Anyway, just wanted to let you all know Im back, feeling pretty crappy actually and rather strange. Im sure many of you can relate to that!
 
Grunty,

Welcome back. I have those moments too when I don't want to read posts or interact here. I find myself coming to the discussion board but staying in the "Books & Music" or "News" or "Classifieds" sections hoping something interesting will happen there. Let me tell you, things can get really slow on those forums if that's all you look at! The advantage is that you're not near as likely to get triggered!

I think you'll find that after your T session and another day or two here, you'll begin to feel like you're back in the groove again, and ready to face things more squarely.

Lots of love,

John
 
Grunty,

Good to see you back my friend.

I know it can be overwhelming being away from here and coming back. I was gone for over two weeks on a cruise with no support. Take it slow.

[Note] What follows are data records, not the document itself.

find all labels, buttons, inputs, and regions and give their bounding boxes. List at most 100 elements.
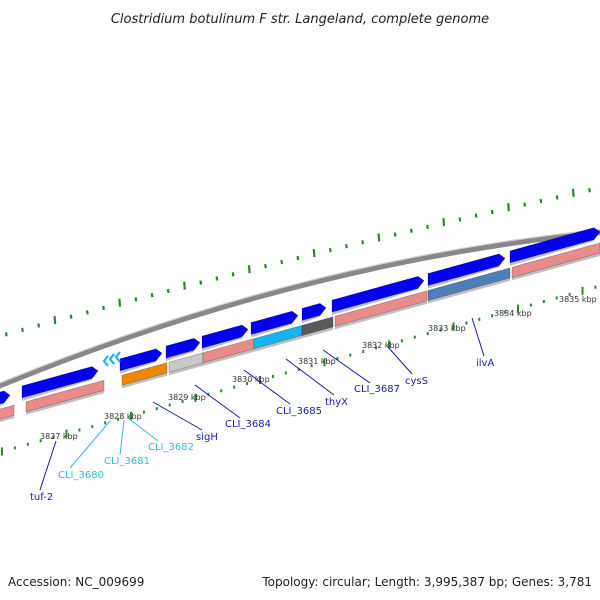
topology-text: Topology: circular; Length: 3,995,387 bp… [261,575,592,589]
upper-tick [458,217,462,222]
upper-tick [21,327,24,333]
kbp-label-3833: 3833 kbp [428,324,466,333]
label-leaders [39,317,485,491]
kbp-label-3828: 3828 kbp [104,412,142,421]
gene-label-cyss[interactable]: cysS [405,376,428,387]
leader-line-3 [119,419,125,456]
upper-tick [134,297,138,302]
upper-tick [312,248,316,258]
upper-tick [539,198,543,204]
backbone-track [0,228,600,389]
forward-gene-10 [509,227,600,264]
upper-tick [247,265,251,274]
kbp-label-3830: 3830 kbp [232,375,270,384]
forward-gene-5-shadow [202,337,242,352]
forward-gene-9-shadow [428,265,499,289]
upper-tick [377,233,381,242]
forward-gene-3-shadow [120,360,156,374]
upper-tick [231,272,235,277]
cds-segment-7 [301,316,334,336]
upper-tick [490,209,494,215]
forward-gene-1 [0,390,11,405]
cds-segment-3-shadow [122,372,167,389]
upper-tick [85,310,89,315]
accession-text: Accession: NC_009699 [8,575,144,589]
cds-segment-9-shadow [428,277,510,304]
upper-tick [183,281,186,290]
upper-tick [426,224,429,230]
kbp-label-3829: 3829 kbp [168,393,206,402]
forward-gene-10-shadow [510,239,594,266]
cds-segment-6-shadow [254,335,302,352]
leader-line-1 [39,440,57,491]
upper-tick [588,188,591,193]
forward-gene-1-shadow [0,402,4,407]
upper-tick [345,244,348,249]
kbp-label-3835: 3835 kbp [559,295,597,304]
gene-label-cli-3687[interactable]: CLI_3687 [354,384,400,395]
backbone-line [0,230,600,389]
kbp-label-3834: 3834 kbp [494,309,532,318]
small-gene-chevron-1 [102,355,109,367]
gene-label-cli-3684[interactable]: CLI_3684 [225,419,271,430]
leader-line-5 [152,401,203,431]
leader-line-8 [285,358,335,396]
cds-segment-2 [25,379,105,413]
upper-tick [442,218,446,227]
gene-label-cli-3685[interactable]: CLI_3685 [276,406,322,417]
leader-line-9 [322,349,371,384]
small-gene-chevron-2 [108,353,115,365]
upper-tick [166,288,170,294]
upper-tick [53,315,57,325]
cds-segment-8-shadow [335,300,427,330]
forward-gene-3 [119,348,163,372]
gene-label-cli-3680[interactable]: CLI_3680 [58,470,104,481]
cds-segment-9 [427,267,511,301]
cds-segment-3 [121,362,168,386]
forward-gene-8 [331,275,425,313]
cds-segment-4-shadow [169,362,203,376]
forward-gene-6-shadow [251,323,292,338]
leader-line-2 [69,420,111,469]
forward-gene-9 [427,253,506,286]
upper-tick [37,323,41,328]
forward-gene-7 [301,303,327,321]
cds-segment-1-shadow [0,415,14,423]
upper-tick [523,202,527,207]
upper-tick [571,188,575,197]
upper-tick [361,240,365,245]
forward-gene-2-shadow [22,378,92,401]
upper-tick [150,292,154,298]
upper-tick [4,332,8,337]
leader-line-6 [194,384,241,419]
feature-tracks [0,227,600,423]
upper-tick [215,276,219,281]
gene-label-tuf-2[interactable]: tuf-2 [30,492,53,503]
cds-segment-10-shadow [512,252,600,281]
cds-segment-1 [0,404,15,420]
upper-tick [118,298,122,307]
forward-gene-4 [165,337,201,359]
upper-tick [69,314,73,319]
gene-label-thyx[interactable]: thyX [325,397,348,408]
forward-gene-7-shadow [302,315,320,324]
map-title: Clostridium botulinum F str. Langeland, … [111,12,489,27]
upper-tick [393,232,397,237]
backbone-highlight [0,228,600,384]
cds-segment-7-shadow [302,326,333,339]
kbp-label-3831: 3831 kbp [298,357,336,366]
forward-gene-5 [201,324,249,349]
forward-gene-6 [250,310,299,335]
upper-tick [199,280,203,285]
leader-line-7 [243,369,291,405]
gene-label-cli-3682[interactable]: CLI_3682 [148,442,194,453]
upper-tick [102,305,105,311]
upper-tick [507,203,510,212]
gene-label-ilva[interactable]: ilvA [476,358,494,369]
gene-label-cli-3681[interactable]: CLI_3681 [104,456,150,467]
upper-tick [555,195,559,200]
upper-tick [474,213,478,218]
gene-label-sigh[interactable]: sigH [196,432,218,443]
upper-tick [409,228,413,233]
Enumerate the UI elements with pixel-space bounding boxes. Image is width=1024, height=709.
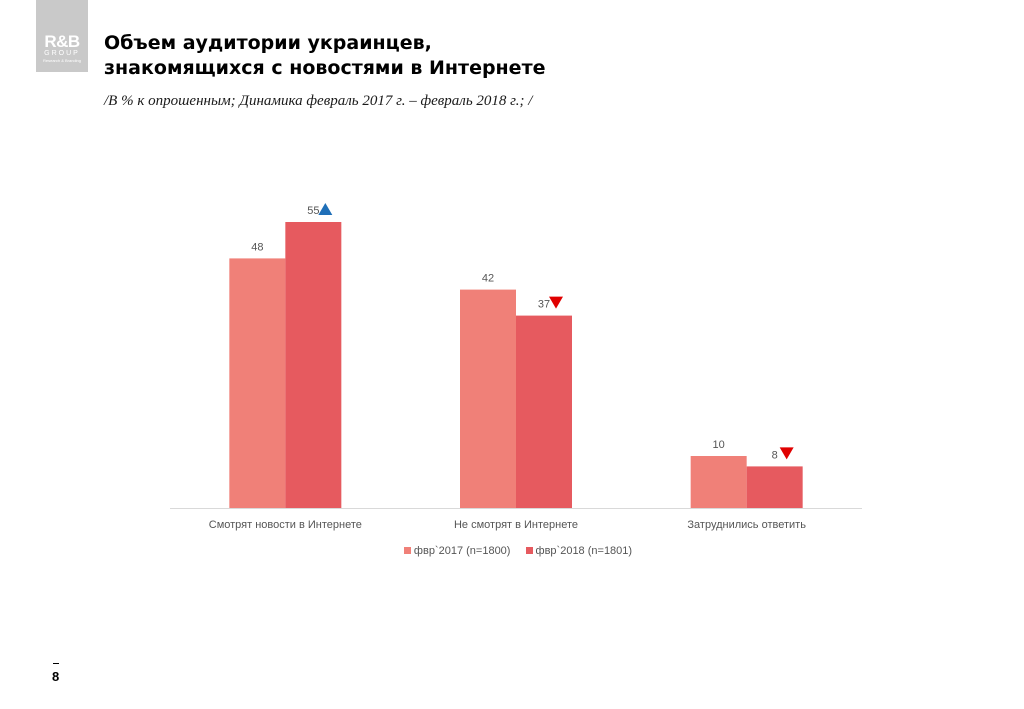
data-label-s1-c1: 37 [538,299,550,311]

I like the idea John suggested about going to the areas of this site to get acclimated and easy your way back into the fold with your brothers. I think i will try that next time.

Take care of yourself.

H.I
 
Bruce,

Welcome back! I wonder if that feeling you are having is a combination of distress at reading some of this stuff, and frustration at the effort to get back "into the groove". Sometimes coming here is a bit overwhelming for me because it reminds me of all the work I have yet to do.

In any case it's good to have you back and I hope your holidays were relaxing and enjoyable.